“Putting cameras in the classroom was an enlightening look at how difficult it must be to teach under these circumstances”

Don't Exclude Me

Don’t Exclude Me, BBC2

“I was not only in awe of the quiet tolerance shown by the behavioural expert Marie Gentles (gentle by name gentle by nature), I also couldn’t believe how the teachers, who had to deal with horrendously challenging children requiring one-on-one focus, also manage to teach 30 other pupils without screaming. Every day must feel like they’re spinning plates made of warm jelly. It is interesting that both the school and the parents let the cameras in to broadcast what were very difficult scenes, exposure that the children might not thank them for in ten years’ time. But for the rest of us it is always highly instructive to have a ringside seat for the average teacher’s lot.”
Carol Midgley, The Times

“There was a hint of Supernanny, but film-maker Natasha Cox gave us a more rounded picture, and sufficient time with the children to understand the cause of their behaviour. Putting cameras in the classroom was an enlightening look at how difficult it must be to teach under these circumstances.”
Anita Singh, The Telegraph

“This sensitive documentary depicted the problem clearly. What the programme failed to do was explain why so many children are becoming unmanageable. Commendably, it did not hide behind blanket terms like ADHD and autism — which lose their usefulness if they are applied too widely. But if we don’t know why it’s happening, how can we solve the crisis? This series does, at least, demonstrate that the problem is far too complex for schools simply to blame the parents.”
Christopher Stevens, Daily Mail

“Patricia Hodge has taken over from the late Dame Diana Rigg as Mrs P, and captured the perfect note of lofty dignity.
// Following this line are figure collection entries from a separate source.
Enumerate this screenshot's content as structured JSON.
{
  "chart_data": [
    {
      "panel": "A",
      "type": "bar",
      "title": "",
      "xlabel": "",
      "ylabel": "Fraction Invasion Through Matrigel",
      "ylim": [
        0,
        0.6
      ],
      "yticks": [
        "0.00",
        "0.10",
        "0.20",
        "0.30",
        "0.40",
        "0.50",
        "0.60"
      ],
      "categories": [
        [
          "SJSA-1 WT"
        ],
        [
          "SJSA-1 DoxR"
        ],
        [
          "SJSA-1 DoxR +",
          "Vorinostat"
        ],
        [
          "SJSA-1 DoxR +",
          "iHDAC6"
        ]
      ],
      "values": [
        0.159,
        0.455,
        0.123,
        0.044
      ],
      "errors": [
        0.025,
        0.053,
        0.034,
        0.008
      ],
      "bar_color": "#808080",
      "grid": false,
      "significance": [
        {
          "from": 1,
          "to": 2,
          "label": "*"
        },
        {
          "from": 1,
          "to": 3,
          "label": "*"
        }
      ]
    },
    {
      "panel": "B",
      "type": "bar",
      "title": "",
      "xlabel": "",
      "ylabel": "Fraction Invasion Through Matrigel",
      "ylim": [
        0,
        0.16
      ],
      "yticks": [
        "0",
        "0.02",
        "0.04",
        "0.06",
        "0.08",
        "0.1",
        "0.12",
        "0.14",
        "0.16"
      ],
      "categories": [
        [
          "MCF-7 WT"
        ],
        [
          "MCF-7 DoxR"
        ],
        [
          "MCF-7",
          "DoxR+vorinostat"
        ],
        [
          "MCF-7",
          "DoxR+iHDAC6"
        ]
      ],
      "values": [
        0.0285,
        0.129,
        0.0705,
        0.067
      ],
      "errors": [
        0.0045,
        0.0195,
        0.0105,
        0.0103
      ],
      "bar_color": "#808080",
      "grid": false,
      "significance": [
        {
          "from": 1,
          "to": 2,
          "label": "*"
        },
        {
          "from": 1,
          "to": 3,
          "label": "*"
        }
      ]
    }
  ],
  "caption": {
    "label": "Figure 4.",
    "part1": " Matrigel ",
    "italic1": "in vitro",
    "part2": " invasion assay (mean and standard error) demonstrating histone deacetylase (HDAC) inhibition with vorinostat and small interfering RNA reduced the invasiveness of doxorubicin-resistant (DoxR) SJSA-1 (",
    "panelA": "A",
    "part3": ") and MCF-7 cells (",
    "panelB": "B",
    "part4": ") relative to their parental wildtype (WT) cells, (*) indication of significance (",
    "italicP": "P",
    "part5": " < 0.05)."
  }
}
Already a national treasure as Miranda’s mum, with one snooty gesture she made the role of Mrs Pumphrey her own. Such fun!”
Christopher Stevens, Daily Mail

“Dressed head to toe in tweed, she showed within about 15 seconds that she was the right replacement for Rigg. We needed this light relief for this was a sombre episode dwelling largely on the newly widowed Mrs Dalby, suffering yet more misfortune when her herd of cattle came down with husk, a sort of parasitic bronchitis. Even some silliness over Tristan’s chickens didn’t change the fact that this episode had sadness at its heart.”
Carol Midgley, The Times

“Replacing any actor in a beloved show is fraught with risk, let alone one of Rigg’s stature. It’s a measure of this revived drama’s quality that the transition was handled with such delicacy and class. There were bittersweet references to loss, grief and the fleeting nature of time. Written with skill and subtlety by Chloe Mi Lin Ewart, this was an episode about Rigg’s death without ever directly addressing it.”
Michael Hogan, The Telegraph

Maid, Netflix

“It dramatises the precariousness of existence without a fixed abode, a proper income or family support and conjures a world rarely seen in real life or on screen. Over the 10 hours, the series walks an admirably fine line between showing us the reality of poverty in America (which is not to say that things are any better here) and creating misery porn. The detail, the tenderness, the authenticity, the brilliant performances make the whole thing both a compelling drama and a potent testimony to the suffering of too many.”